By Tom Arnold and Stanley White
LONDON/TOKYO (Reuters) - Global equities languished close to two-week lows on Thursday, while the dollar cruised to near a four-month high against the euro as nervy investors worried that Europe's COVID-19 response was falling behind that in the United States.
European markets opened lower, with the STOXX index of 600 European shares down 0.1% in early trade following a U.S selloff overnight and not helped by data showing the biggest rise since Jan. 9 in new confirmed coronavirus cases in Germany. The number of people with COVID-19 in French intensive care meanwhile set a high for 2021.
Extended lockdowns and worries about the pace of vaccinations across Europe hobbled the euro, which was down 0.1% against the dollar, at $1.1807.

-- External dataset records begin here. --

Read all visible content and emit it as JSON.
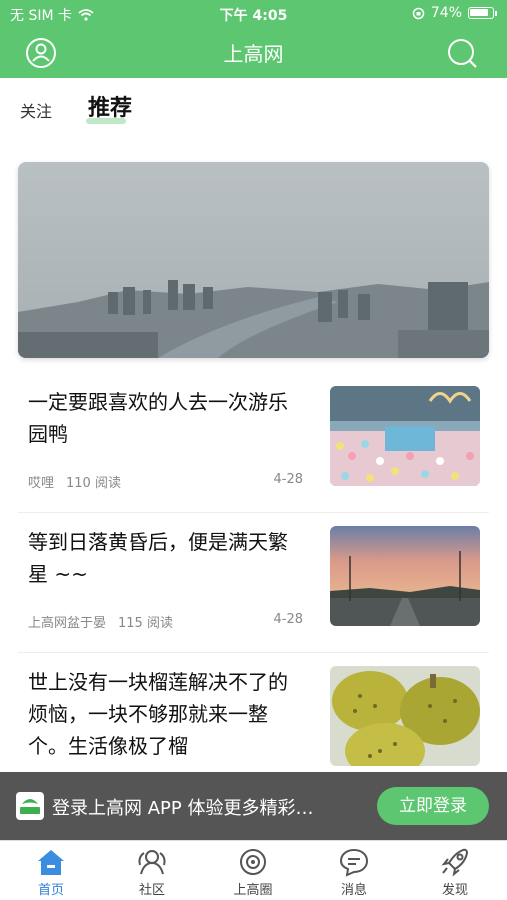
{
  "status_bar": {
    "carrier": "无 SIM 卡",
    "time": "下午 4:05",
    "battery": "74%"
  },
  "header": {
    "title": "上高网"
  },
  "feed_tabs": {
    "follow": "关注",
    "recommend": "推荐"
  },
  "articles": [
    {
      "title": "一定要跟喜欢的人去一次游乐园鸭",
      "author": "哎哩",
      "reads": "110 阅读",
      "date": "4-28"
    },
    {
      "title": "等到日落黄昏后，便是满天繁星 ~~",
      "author": "上高网盆于晏",
      "reads": "115 阅读",
      "date": "4-28"
    },
    {
      "title": "世上没有一块榴莲解决不了的烦恼，一块不够那就来一整个。生活像极了榴",
      "author": "",
      "reads": "",
      "date": ""
    }
  ],
  "login_prompt": {
    "text": "登录上高网 APP 体验更多精彩…",
    "button": "立即登录"
  },
  "tab_bar": {
    "items": [
      "首页",
      "社区",
      "上高圈",
      "消息",
      "发现"
    ]
  },
  "colors": {
    "brand_green": "#5cc770",
    "active_tab_blue": "#2f7fd6"
  }
}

The dollar index had hit its highest since November 2020 overnight, at 92.697, breaking its 200-day moving average.
"The dollar is absolutely critical," said James Athey, investment director at Aberdeen Standard Investments.
"While the 'reflation trade' has been largely driven by U.S. fiscal stimulus and thus growth and inflation expectations, it has also been driven by rising input prices coming from higher commodity prices.
"If the dollar starts rallying that becomes a problem. It means commodity weakness and emerging market weakness and it starts to provide a disinflationary countervailing narrative."
MSCI's gauge of world stocks was 0.03% lower, down for a second day and close to its lowest level in more than two weeks.
Its broadest index of Asia-Pacific shares outside Japan fell 0.2%, bringing it closer to wiping out all the gains it has posted so far this year.
Weighing on sentiment was a selloff in Chinese technology shares due to concerns they will be delisted from U.S. bourses and worries about a semiconductor shortage.
In Hong Kong, companies with U.S. listings led declines. JD.com lost 3.57% and Alibaba (NYSE:BABA) fell 3.91%.
China's blue-chip CSI300 index edged 0.05% lower, to its lowest close since Dec. 11, weighed down by jitters about policy tightening and rising tensions between China and Western countries over allegations of human rights abuses in Xinjiang.
U.S. stock futures pointed to a steadier start on Wall Street after Wednesday's tumble, with E-minis 0.3% firmer.
The U.S. securities regulator is introducing measures that would kick foreign firms off U.S. stock exchanges if they do not comply with U.S. auditing standards, and require them to disclose any government affiliations -- measures widely expected to hit Chinese companies.
As well as concerns about extended economic lockdowns in Europe, disruptions to the distribution of COVID-19 vaccinations and potential U.S. tax hikes also dimmed investor sentiment.
"Rising interest rates, uncertainty of tax policy, concern over inflation all remain top-of-mind for investors. However, none of these themes speak to rising appetite for risk," said Peter Kenny of Kenny's Commentary LLC and Strategic Board Solutions LLC in Denver.
U.S. crude fell 1.6% to $60.22 per barrel, and Brent fell 1.3% to $63.56 a barrel, giving back some gains made the previous day after one of the world's largest container ships ran aground in the Suez Canal, blocking the vital shipping lane.
Benchmark 10-year U.S. Treasury yields rose to 1.6209%, supported by positive data on the U.S. manufacturing sector.
Investors have focused on the 10-year Treasury yield, pondering if there is room for long-term interest rates to run, said David Kelly, chief global strategist at JPMorgan (NYSE:JPM) Asset Management.
"We know that the economy is primed to begin to really accelerate in the second quarter," Kelly said. "But we haven't seen that acceleration yet so that's what we're waiting for."
Germany's 10-year government bond yield was down one basis point to 0.37%.